Yes, I like it. It makes only one (big) mistake: a horizontal table-of-contents. Nobody does that. You can put it on the left, or above the text, but... not like that.

[–] protogen420@lemmy.blahaj.zone 5 points 2 months ago (1 children)

wdym coherent layout? this thing looks more coherent than any reactwebbloatapp i have seen

it is also very mobile friendly, no lag while scrolling because react is being the bloated garbage it is

[–] puckpuckpuckow@lemmy.world 2 points 2 months ago

I mean overall website, not the page itself. The page is super, but if you fiddle with the url a bit, the site has more nice content. But each page is different and seemingly don’t connect from other pages.

[–] SlurpingPus@lemmy.world 2 points 2 months ago

I'm guessing the author didn't want to mess with a framework every time they post, with different page layouts they might've evolved over the years. Though the absence of site-wide navigation is still baffling.

[–] somegeek@programming.dev 1 points 2 months ago

Good HTML is coherent by itself. Depends on if the html is good or not.
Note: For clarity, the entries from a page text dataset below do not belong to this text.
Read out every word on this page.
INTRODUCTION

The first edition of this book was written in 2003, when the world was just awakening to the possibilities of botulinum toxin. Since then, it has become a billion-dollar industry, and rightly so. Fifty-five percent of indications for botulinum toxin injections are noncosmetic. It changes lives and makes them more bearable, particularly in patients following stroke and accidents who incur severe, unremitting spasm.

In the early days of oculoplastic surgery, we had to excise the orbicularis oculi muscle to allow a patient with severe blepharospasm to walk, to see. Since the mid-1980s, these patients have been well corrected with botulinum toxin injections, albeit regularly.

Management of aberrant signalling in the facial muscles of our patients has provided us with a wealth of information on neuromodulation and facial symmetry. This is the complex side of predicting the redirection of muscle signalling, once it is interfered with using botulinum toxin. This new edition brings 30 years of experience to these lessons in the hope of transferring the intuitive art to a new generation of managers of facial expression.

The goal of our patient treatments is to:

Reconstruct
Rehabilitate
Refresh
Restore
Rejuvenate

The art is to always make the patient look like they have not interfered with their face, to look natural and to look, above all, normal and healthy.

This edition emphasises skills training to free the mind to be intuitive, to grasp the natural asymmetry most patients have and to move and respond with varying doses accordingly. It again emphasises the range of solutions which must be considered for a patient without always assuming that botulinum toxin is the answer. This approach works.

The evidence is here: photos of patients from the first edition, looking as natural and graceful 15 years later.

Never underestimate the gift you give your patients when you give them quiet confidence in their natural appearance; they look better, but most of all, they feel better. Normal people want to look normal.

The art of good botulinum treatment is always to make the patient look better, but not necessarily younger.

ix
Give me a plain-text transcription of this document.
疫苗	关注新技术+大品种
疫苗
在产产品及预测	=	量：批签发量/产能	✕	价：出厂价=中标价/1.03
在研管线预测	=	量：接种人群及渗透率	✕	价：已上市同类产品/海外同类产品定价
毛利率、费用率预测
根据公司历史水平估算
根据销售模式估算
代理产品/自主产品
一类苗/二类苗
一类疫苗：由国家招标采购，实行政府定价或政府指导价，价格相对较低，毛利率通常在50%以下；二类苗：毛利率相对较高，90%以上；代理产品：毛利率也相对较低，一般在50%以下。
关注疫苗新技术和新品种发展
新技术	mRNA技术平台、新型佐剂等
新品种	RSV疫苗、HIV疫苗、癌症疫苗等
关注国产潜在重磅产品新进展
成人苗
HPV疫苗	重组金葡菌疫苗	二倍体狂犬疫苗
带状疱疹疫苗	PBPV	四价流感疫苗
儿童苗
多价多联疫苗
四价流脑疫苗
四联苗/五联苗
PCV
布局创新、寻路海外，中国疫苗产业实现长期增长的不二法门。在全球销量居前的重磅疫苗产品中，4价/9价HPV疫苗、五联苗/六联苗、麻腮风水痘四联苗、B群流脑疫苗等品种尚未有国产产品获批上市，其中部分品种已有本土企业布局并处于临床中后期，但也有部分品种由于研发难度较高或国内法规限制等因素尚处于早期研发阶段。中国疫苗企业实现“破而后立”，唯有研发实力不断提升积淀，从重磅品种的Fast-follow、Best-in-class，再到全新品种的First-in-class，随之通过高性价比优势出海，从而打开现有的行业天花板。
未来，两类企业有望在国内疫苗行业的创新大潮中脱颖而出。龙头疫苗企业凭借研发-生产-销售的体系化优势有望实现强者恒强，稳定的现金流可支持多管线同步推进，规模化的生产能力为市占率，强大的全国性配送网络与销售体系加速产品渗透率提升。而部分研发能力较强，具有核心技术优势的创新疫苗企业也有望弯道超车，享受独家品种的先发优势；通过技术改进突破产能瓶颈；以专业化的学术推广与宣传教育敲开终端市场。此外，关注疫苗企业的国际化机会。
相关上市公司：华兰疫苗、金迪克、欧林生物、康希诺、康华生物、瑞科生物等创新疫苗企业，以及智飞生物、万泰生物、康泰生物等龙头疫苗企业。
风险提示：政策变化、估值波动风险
[–] FizzyOrange@programming.dev 5 points 2 months ago (1 children)

Experience has shown that having a map as your only data structure is definitely a mistake. It's much better to support real arrays too. I doubt it would have made the implementation significantly more complex either (maybe even simpler for luajit).

[–] SlurpingPus@lemmy.world 0 points 2 months ago* (last edited 2 months ago) (2 children)

Idk, PHP chugs on splendidly with arrays that combine both arrays and maps. I regret to say that PHP is considerably faster than some better languages like Python and Ruby, and arrays are the workhorse structure there.

(Like, PHP's approach to FastCGI is that the script's runtime is destroyed after every request and then started anew for the next one, and it still outperforms Python's always-on approach. Of mainstream languages, only Node can compete.)

[–] FizzyOrange@programming.dev 1 points 2 months ago (1 children)

Right but it's fast(ish) in spite of that. It would still be better with separate types.

[–] SlurpingPus@lemmy.world 1 points 2 months ago* (last edited 2 months ago)

Weird choice of lifestyle to complain about the two fastest scripting languages being ‘fast-ish’. While you complain, the world is using Lua for embedded scripts and game programming, and PHP for the web.

People straight up write libraries in Lua instead of C, because the performance difference is unnoticeable. But apparently it's only ‘fastish’.

[–] Vulwsztyn@programming.dev 0 points 1 month ago (1 children)

any benchmarks to support this claim?

[–] SlurpingPus@lemmy.world 0 points 1 month ago

Feel free to look them up, I'm not preventing you from doing that.

I've had my own field experience with evaluating PHP vs Python, and know who came out on top.